Para los niños que crecimos en los 80, el mundo era un lugar muy sencillo. Estaban los nuestros, que eran estupendos, y los otros, que eran pésimos de solemnidad.
Los malos eran tipos huraños, de un país gélido, con nombres extraños que acababan siempre en uve (Brezhnev, Andropov). Lo poco que recuerdo de ellos en la tele es que siempre aparecían presidiendo un desfile de pepinos nucleares, bajo un cielo gris encapotado. “En el país de los malos -recuerdo pensar- siempre está nevando. Que se jodan, por malos”.
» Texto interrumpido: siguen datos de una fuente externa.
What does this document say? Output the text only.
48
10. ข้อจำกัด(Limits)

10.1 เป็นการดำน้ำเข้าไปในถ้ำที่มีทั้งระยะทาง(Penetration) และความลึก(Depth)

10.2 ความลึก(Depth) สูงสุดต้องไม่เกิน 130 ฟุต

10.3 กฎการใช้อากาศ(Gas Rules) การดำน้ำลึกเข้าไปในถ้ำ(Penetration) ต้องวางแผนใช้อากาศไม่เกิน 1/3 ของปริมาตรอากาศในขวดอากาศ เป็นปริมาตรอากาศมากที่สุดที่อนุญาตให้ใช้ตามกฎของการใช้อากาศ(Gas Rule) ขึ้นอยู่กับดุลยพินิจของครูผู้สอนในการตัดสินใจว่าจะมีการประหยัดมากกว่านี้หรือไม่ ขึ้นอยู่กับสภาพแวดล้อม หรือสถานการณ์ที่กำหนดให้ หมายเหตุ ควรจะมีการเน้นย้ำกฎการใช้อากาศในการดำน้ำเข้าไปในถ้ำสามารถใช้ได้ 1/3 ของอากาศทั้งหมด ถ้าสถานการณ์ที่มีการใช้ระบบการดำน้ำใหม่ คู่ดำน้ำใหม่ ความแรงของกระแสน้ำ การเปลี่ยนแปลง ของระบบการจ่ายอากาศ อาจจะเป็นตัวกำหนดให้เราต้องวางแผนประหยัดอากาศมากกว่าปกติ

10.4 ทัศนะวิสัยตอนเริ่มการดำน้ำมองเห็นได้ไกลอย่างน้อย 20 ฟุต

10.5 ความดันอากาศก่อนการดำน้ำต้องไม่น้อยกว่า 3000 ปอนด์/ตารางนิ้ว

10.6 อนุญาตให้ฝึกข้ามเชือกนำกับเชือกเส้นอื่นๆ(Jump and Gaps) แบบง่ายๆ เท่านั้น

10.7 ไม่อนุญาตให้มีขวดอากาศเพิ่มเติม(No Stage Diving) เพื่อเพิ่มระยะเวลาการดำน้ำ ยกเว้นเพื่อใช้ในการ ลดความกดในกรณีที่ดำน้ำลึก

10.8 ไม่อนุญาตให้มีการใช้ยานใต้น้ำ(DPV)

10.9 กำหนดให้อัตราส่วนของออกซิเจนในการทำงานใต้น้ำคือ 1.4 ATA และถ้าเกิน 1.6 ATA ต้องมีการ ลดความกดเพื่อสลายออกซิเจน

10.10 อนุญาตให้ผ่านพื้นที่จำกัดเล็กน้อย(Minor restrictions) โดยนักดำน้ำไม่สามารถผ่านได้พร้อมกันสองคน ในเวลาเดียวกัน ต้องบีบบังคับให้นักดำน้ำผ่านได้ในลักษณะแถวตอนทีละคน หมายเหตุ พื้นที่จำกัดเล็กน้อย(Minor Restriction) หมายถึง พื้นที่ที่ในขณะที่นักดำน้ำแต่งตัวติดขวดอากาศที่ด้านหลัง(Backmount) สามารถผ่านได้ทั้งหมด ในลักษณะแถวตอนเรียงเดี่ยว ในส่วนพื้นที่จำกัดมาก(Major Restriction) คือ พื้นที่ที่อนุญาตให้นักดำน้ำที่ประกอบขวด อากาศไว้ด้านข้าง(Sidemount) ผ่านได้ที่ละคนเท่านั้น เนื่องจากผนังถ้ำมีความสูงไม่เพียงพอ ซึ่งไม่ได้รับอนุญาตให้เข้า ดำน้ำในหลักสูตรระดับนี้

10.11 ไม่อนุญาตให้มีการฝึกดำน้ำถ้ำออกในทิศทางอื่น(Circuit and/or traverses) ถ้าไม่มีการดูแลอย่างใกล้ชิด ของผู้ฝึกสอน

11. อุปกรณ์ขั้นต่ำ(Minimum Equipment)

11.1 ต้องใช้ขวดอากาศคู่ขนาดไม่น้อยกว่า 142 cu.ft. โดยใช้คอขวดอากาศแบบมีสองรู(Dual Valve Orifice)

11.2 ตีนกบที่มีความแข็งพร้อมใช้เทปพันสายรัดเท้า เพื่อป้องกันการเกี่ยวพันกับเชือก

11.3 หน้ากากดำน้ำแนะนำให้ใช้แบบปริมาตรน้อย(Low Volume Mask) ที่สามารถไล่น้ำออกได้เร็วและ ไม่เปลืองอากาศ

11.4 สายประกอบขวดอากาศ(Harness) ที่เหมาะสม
Por el contrario, el líder del mundo libre era la sonrisa personificada. Dos filas de incisivos blanquísimos, como el gato de Cheshire, que destellaban sobre multitudes enfervorizadas agitando banderas franjirrojas. En el asiento de al lado del descapotable, una viejecita venerable con los brazos sobre el regazo y la beatífica piel sonrosada de la señorita Marple. No había comparación posible.
James Cagney, como C.R. MacNamara en Uno, dos, tres (Billy Wilder, 1961)
Con el paso de los años, yo me fui haciendo mayor y el mal absoluto se fue diluyendo. Entre la perestroika y la rebeldía juvenil, mis esquemas mentales acabaron por darse la vuelta. Para cuando pisé la universidad, Occidente era una desagradable amalgama en la que entraban las bases de la OTAN, los palos en las costillas de Rodney King y el rictus cadavérico de Margaret Thatcher. Un lugar bastante desagradable, poblado por débiles mentales que devoraban hamburguesas regadas con Coca-Cola. Un asco. Una distopía cristalizada en esa bebida maléfica, venenosa para los dientes, de la que se decía que desintegraba hasta los tornillos.
Y así llegamos hasta hoy. O mejor dicho, hasta la recién pasada Eurocopa. Unos días grises, nocivos para la lírica, en los que un país condenado al pesimismo se apretujaba en el sofá esperando una alegría engañosa. Y en cada intermedio publicitario, la enésima reencarnación de ese brebaje maldito.
En estos días grises, nocivos para la lírica, la Coca-Cola ha dejado de ser el emblema del capitalismo. Ahora pretende ser, y no es poco, un bálsamo para la felicidad. Sus anuncios están cuajados de imágenes con acampadas del 15-M, lazos azules contra el terrorismo y hasta la Cruz Roja repartiendo mantas a los negritos de las pateras. Sacando pecho con las donaciones de órganos y rescatando al turismo de El Hierro tras la crisis volcánica. Sembrando congresos para Punset y jornadas para mis atribulados colegas de la prensa.
En estos días grises, nocivos para la lírica, la Coca-Cola es la bebida de los espíritus limpios, la libertad de prensa y las causas nobles. Manda huevos.